Un vieux berger qui, de tout temps, a mené son troupeau de chèvres brouter à flanc de montagne, vit ses derniers jours dans un village médiéval de Calabre.

Il meurt seul dans sa chambre entouré d’une partie de son troupeau au moment où naît un chevreau dont on suit les premiers pas hésitants, les premiers jeux, les premières contraintes. Le jour où il est amené à suivre le troupeau, le chevreau s’égare et trouve refuge sous un grand sapin.
C’est sur ce sapin que les villageois jettent leur dévolu pour en faire le totem de la fête locale. La fête passée, l’arbre sera tronçonné et servira à fabriquer le charbon selon les traditions ancestrales…
Voilà un film inclassable à la fois contemplatif et passionnant qui ne raconte rien d’autre que le cheminement du troupeau sous la surveillance d’un homme fatigué et d’un chien joueur et involontairement farceur.

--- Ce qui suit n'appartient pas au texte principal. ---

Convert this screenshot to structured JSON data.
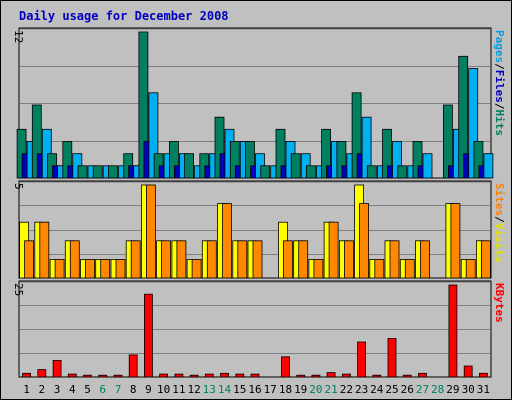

Qui ne s’attarde pas plus qu’il ne faut sur l’agonie du vieux berger aidé dans ses derniers moments par le souffle des bêtes et la force de leur instinct.
Rien d’autre qu’un chevreau égaré bêlant et qui à bout de force va se réfugier sous un arbre au vaste feuillage protecteur.
Rien d’autre qu’un arbre qu’on abat qui servira de pilier à la frivolité d’une fête paysanne et qui, après l’usage festif, rejoindra d’autres troncs sous la meule à charbon.
Rien de saillant. Une ou deux anecdotes à peine et pourtant d’un bout à l’autre de ce, peut-on dire récit ? tout frissonne tout palpite et tout vit.
La mort d’un vieil homme malade, qui va jusqu’au bout de sa route est un événement naturel comme l’expulsion subite du chevreau du ventre de sa mère, gisant écartelé sur un sol boueux.
D’un bout à l’autre, on est sous le charme des paysages, de cette monotonie vibrante, des rituels et du poids des traditions ancestrales.
L’image peut rester de longues minutes sur un troupeau paissant sur un terrain pentu ou sur les jeux de jeunes cabris découvrant leur environnement, ou sur des hommes bâtissant une meule à charbon, on ne s’ennuie pas une seconde.